Famously, developed nations have made slow progress towards an annual USD100bn fund promised to their less well-off counterparts. The lack of urgency has undermined trust throughout the COP process and the delays mean even more funding is required: escalating extreme weather has highlighted just how much the pace of emissions reductions must accelerate. In Glasgow, there was an acknowledgement of the toll on developing nations.
But the actual money…? Well, that will be dealt with in next year’s COP. With China and India railroading through a deal with the proviso on coal, developing nations had to drop claims for specific funding. Not only does that cement the trust issues bedevilling COPs, setting COP27 up for another row, but it creates threats to investments and operation in the countries and cities most threatened by climate change.
Typically, climate change vulnerability is greatest in Africa but, as our chart of the week shows, there are at-risk zones across all continents.

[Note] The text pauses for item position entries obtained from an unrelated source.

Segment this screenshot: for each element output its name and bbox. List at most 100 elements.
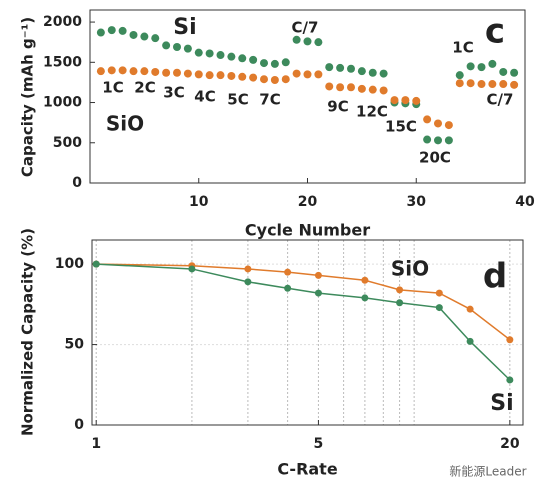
data-point [357, 67, 366, 76]
annotation: C/7 [292, 19, 319, 37]
y-tick-label: 50 [65, 337, 85, 353]
data-point [444, 136, 453, 145]
y-tick-label: 2000 [43, 14, 82, 30]
data-point [357, 84, 366, 93]
data-point [270, 59, 279, 68]
data-point [140, 67, 149, 76]
data-point [325, 82, 334, 91]
data-point [151, 34, 160, 43]
data-point [466, 337, 474, 345]
annotation: Si [490, 391, 513, 416]
y-axis-label: Capacity (mAh g⁻¹) [19, 17, 37, 177]
annotation: 12C [356, 103, 388, 121]
data-point [118, 66, 127, 75]
x-axis-label: Cycle Number [245, 221, 370, 240]
data-point [361, 276, 369, 284]
data-point [238, 72, 247, 81]
data-point [466, 305, 474, 313]
x-axis-label: C-Rate [277, 460, 338, 479]
data-point [162, 68, 171, 77]
annotation: 15C [385, 118, 417, 136]
data-point [129, 67, 138, 76]
data-point [314, 271, 322, 279]
data-point [396, 299, 404, 307]
data-point [303, 70, 312, 79]
data-point [488, 59, 497, 68]
data-point [325, 63, 334, 72]
data-point [162, 41, 171, 50]
x-tick-label: 5 [314, 436, 324, 452]
data-point [284, 268, 292, 276]
data-point [205, 49, 214, 58]
annotation: SiO [391, 257, 429, 281]
data-point [435, 304, 443, 312]
data-point [510, 68, 519, 77]
data-point [238, 54, 247, 63]
data-point [107, 66, 116, 75]
data-point [151, 67, 160, 76]
annotation: 1C [452, 39, 473, 57]
data-point [477, 80, 486, 89]
data-point [260, 59, 268, 68]
data-point [435, 289, 443, 297]
annotation: c [485, 12, 505, 52]
data-point [281, 75, 290, 84]
x-tick-label: 40 [515, 194, 535, 210]
data-point [499, 67, 508, 76]
y-tick-label: 100 [55, 256, 84, 272]
data-point [173, 68, 181, 77]
data-point [499, 80, 508, 89]
data-point [510, 80, 519, 89]
data-point [183, 69, 192, 78]
data-point [96, 28, 105, 37]
data-point [129, 30, 138, 39]
data-point [444, 121, 453, 130]
data-point [188, 265, 196, 273]
annotation: Si [173, 15, 196, 40]
series-line [96, 263, 511, 381]
data-point [423, 115, 432, 124]
data-point [423, 135, 432, 144]
annotation: C/7 [487, 91, 514, 109]
data-point [336, 83, 345, 92]
data-point [118, 26, 127, 35]
data-point [336, 63, 345, 72]
plot-frame [91, 239, 524, 426]
y-tick-label: 0 [74, 417, 84, 433]
data-point [227, 71, 236, 80]
data-point [488, 80, 497, 89]
data-point [412, 96, 421, 105]
x-tick-label: 10 [189, 194, 209, 210]
annotation: 1C [102, 79, 123, 97]
y-axis-label: Normalized Capacity (%) [19, 228, 37, 436]
data-point [216, 71, 225, 80]
data-point [434, 136, 442, 145]
data-point [314, 70, 323, 79]
y-tick-label: 1500 [43, 54, 82, 70]
watermark: 新能源Leader [449, 464, 526, 479]
x-tick-label: 1 [91, 436, 101, 452]
data-point [194, 70, 203, 79]
data-point [314, 289, 322, 297]
data-point [401, 96, 410, 105]
data-point [140, 32, 149, 41]
data-point [249, 55, 258, 64]
y-tick-label: 0 [72, 175, 82, 191]
data-point [368, 85, 377, 94]
annotation: 2C [134, 79, 155, 97]
data-point [434, 119, 442, 128]
annotation: SiO [106, 112, 144, 136]
data-point [506, 376, 514, 384]
data-point [270, 76, 279, 85]
data-point [477, 63, 486, 72]
annotation: 4C [194, 88, 215, 106]
annotation: 9C [327, 98, 348, 116]
data-point [368, 68, 377, 77]
data-point [281, 58, 290, 67]
data-point [506, 336, 514, 344]
data-point [347, 64, 355, 73]
annotation: 5C [227, 91, 248, 109]
x-tick-label: 30 [407, 194, 427, 210]
data-point [227, 52, 236, 61]
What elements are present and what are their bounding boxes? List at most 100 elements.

Countries most at-risk will find it difficult to attract investment, while industries such as agriculture, construction, power, and mining will face threats ranging from extreme heat to water shortages and weather-related disruptions.
Pointing to mounting indebtedness post-pandemic, developing countries in Africa and elsewhere continue to emphasise the need for grants and highly concessional finance in support of climate adaptation.
But it is also clear that private finance also needs to step up – at massive scale - to meet the huge need in developing countries for investment in low-carbon, climate resilient economies, but also social development.
Investing in high-risk EMs is difficult - and their heavy exposure to the most adverse effects of climate change will make it even harder – by weakening their economies, social structures, institutions and political systems.
So how can financial institutions looking to invest in the transition (and profitably) in high-ESG risk developing and frontier EMs with little or no credit eligibility?
Though clearly not fast enough for Greta and other activists, the temperature at Glasgow suggested that change is afoot. Financial innovation is ultimately what will take Gfanz from Mark Carney’s lofty USD130 trillion rhetoric to practical reality.